Graphic by Evelyn Lee
A few years ago, there was a campus conversation about whether we prize civility too much over robust disagreement. The line is fine and important. In fact, I value both and hope to contribute to a university campus where strong, carefully articulated positions are placed in conversation with confidence and vigor. As with most things, however, there is a fairly logical point at which advocacy crosses the line and becomes less valuable and more threatening in nature.
We cannot aspire to speak always with one voice or to agree on all things, but we should seek to find a standard of debate and discourse in all matters that does not chill the participation of others and is not designed to merely silence opposition. Is it silence that we want? Moreover, is it silence that advances learning in community? I do not think so.
Moving well beyond the college campus, one cannot help but be discouraged by the shrill and embarrassing verbiage being used to position political platforms and tear down the opposition. When truth is used as a fungible commodity to achieve political ends, I feel incredibly tired and discouraged. Some delight in that behavior and cheer, but I simply cannot, for new lows are hard to celebrate. Is there an end in sight to this silliness, or have we established a new normative state for political suasion?
Frankly, I do not care much for intramural argument just for the sake of argument, especially if conducted at high volume and with sharp rhetoric; I never have, as it always seems to have a large load of hubris in attendance.
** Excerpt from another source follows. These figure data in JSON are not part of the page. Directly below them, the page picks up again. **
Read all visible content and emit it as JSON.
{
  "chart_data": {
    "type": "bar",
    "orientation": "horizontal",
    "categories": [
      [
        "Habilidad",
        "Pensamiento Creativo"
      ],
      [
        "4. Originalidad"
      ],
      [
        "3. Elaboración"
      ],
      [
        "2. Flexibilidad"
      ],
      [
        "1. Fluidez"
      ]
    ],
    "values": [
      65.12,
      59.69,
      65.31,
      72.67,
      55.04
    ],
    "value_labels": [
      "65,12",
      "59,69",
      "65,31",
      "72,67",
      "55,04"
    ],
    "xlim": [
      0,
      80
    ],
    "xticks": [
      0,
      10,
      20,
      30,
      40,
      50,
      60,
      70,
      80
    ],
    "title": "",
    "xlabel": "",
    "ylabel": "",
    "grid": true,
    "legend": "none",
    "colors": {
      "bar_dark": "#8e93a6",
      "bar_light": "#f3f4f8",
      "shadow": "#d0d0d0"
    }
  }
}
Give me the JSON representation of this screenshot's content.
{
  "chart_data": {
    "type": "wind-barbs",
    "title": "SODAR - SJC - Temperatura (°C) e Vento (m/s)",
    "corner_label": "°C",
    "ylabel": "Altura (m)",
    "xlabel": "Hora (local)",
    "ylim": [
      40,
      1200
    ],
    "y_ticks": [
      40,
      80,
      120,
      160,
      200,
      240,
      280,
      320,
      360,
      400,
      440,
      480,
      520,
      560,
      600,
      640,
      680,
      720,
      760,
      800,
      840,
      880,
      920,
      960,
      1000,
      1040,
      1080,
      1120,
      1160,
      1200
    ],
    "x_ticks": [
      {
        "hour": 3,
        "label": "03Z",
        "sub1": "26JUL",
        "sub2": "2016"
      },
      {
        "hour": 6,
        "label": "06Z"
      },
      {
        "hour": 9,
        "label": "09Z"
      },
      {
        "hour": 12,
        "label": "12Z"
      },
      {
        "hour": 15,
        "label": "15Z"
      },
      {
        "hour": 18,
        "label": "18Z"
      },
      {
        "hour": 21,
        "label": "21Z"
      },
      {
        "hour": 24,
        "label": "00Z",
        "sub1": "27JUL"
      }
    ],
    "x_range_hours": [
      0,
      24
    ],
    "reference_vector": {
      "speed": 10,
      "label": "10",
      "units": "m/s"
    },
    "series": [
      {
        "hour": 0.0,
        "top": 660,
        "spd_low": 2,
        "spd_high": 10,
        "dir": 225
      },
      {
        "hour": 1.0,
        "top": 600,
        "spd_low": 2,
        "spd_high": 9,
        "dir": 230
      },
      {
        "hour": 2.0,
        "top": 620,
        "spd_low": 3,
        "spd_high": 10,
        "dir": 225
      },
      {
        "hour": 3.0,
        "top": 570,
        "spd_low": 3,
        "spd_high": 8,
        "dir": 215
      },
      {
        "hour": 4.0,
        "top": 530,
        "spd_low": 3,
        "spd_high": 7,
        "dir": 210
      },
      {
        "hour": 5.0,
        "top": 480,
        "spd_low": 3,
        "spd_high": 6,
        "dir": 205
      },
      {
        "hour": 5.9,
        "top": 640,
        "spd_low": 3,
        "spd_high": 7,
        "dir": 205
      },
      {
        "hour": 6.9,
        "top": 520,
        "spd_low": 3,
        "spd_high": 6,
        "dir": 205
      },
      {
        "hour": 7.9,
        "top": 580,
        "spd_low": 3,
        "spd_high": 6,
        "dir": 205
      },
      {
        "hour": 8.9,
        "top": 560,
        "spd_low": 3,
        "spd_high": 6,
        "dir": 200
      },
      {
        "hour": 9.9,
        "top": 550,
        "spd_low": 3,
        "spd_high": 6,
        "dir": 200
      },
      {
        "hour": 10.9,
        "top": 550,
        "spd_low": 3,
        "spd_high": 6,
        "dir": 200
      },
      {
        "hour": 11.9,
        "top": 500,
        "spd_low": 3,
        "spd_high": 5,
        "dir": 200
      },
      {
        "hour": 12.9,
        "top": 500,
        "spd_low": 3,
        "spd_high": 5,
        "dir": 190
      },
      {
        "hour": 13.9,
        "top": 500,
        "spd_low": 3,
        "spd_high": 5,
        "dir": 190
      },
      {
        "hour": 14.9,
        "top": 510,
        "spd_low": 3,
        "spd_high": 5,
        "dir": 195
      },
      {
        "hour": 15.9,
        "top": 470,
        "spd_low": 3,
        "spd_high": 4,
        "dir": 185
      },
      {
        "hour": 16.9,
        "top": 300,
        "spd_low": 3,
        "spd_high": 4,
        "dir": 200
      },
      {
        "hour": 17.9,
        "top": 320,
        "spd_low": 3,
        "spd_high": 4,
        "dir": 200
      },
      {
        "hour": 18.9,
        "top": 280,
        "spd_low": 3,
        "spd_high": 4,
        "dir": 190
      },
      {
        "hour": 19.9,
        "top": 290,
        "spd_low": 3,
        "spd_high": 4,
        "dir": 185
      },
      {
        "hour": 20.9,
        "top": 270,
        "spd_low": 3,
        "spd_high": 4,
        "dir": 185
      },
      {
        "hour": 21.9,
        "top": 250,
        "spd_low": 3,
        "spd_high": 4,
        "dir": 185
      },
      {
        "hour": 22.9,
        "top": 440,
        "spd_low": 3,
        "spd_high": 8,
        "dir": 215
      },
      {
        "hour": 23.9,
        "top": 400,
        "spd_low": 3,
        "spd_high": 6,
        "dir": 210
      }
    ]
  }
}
I distance myself from bombast and histrionics and gravitate much more easily toward logic and careful thought.
I ran across a phrase recently that I like very much: convicted civility. As soon as I saw those two words together I knew immediately and exactly what they meant. I admire strong convictions presented fairly and without elements of ad hominem attack in pursuit of truth and, even, fairness and justice. Lutheran scholar Martin Marty once said, “People these days who are civil often lack strong convictions, and people with strong religious convictions often are not very civil. What we need is convicted civility.” The time has come for convicted civility in all things.
I have held these personal thoughts for the past few weeks, uncertain if they would add much to any conversation. While I cannot precisely define the phrase convicted civility, I know what it means to me. It means that we can hear and process words with which we do not agree and that we can be unafraid to refute them with truth, courage and confidence. It means that as we encounter new thinking and information, that we are free to ask hard questions and to pursue answers to questions important to us. Questions should not be threatening, and answers should not be unassailable when given. Steel sharpens steel in the dialectic of learning and living.
I held onto these thoughts until this past weekend when I attended Songfest and listened to the closing song, “Let There Be Peace on Earth.” It gets me every time I must confess, I have heard that song for as long as I can remember, but in this particular year, the closing line sticks in my head: And let it begin with me. Indeed, as a Christian participating in the rhetoric of this important campaign year, in the complicated issues related to race, sexual orientation, and justice for all, let peace begin with me. Let it begin with me.